Jeff Bezos tells employees 'one day Amazon will fail'

Tech giant’s founder made surprise warning in staff meeting when addressing question about Sears, according to a recording

Jeff Bezos in National Harbor, Maryland on 19 September.
Jeff Bezos in National Harbor, Maryland, on 19 September. Photograph: Alex Wong/Getty Images

Amazon is going to fail, Jeff Bezos, the tech company’s founder, told staff recently.

In an all-hands meeting with his staff, the world’s richest man made the surprising warning that Amazon, currently valued just short of $1tn and regarded as the most fearsome retailer on the planet, would one day face its own demise.

“Amazon is not too big to fail … In fact, I predict one day Amazon will fail. Amazon will go bankrupt. If you look at large companies, their lifespans tend to be 30-plus years, not a hundred-plus years,” Bezos told staff, according to a recording that was heard by CNBC.

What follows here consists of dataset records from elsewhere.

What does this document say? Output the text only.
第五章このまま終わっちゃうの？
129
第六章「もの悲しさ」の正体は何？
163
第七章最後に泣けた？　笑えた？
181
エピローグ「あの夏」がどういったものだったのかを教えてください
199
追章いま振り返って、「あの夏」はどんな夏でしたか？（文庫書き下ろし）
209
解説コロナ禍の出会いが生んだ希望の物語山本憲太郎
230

Bezos was addressing a question about Sears, once the world’s largest retail chain, which filed for bankruptcy in October – collapsing in large part after its failure to compete with Amazon.

In order to stave off Amazon’s demise, Bezos said, Amazon would have to “obsess over customers” and avoid looking inward.

“If we start to focus on ourselves instead of focusing on our customers, that will be the beginning of the end,” he said. “We have to try and delay that day for as long as possible.”

Bezos’s frank admission of mortality come in a tough week for the tech giant. On Tuesday Amazon announced the location of its new headquarters – one in Queens, New York, and another in Arlington, Virginia.

The announcement came after a hard-fought beauty parade between cities across the US who offered billions on subsidies and investments to woo Amazon.

But New York residents in particular have been outraged by the size of the corporate welfare package offered to Amazon. “The governor and the mayor have decided to throw Jeff Bezos almost $3bn in subsidies and tax breaks – and throw in a helipad so he doesn’t have to take the damn 7 train,” said city councilman Jimmy Van Bramer, who represents Long Island City.

Amazon is also facing a global backlash over the sheer scale of its business. European regulators have opened an antitrust investigation into the company’s use of data. In the US, where Amazon is shortly expected to account for 50% of all e-commerce, there have been calls to break the company up.

The company has also been a consistent target of Donald Trump. Bezos also owns the Washington Post, a persistent critic of Trump’s administration, and the president has threatened investigations over Amazon’s taxes and use of the postal service.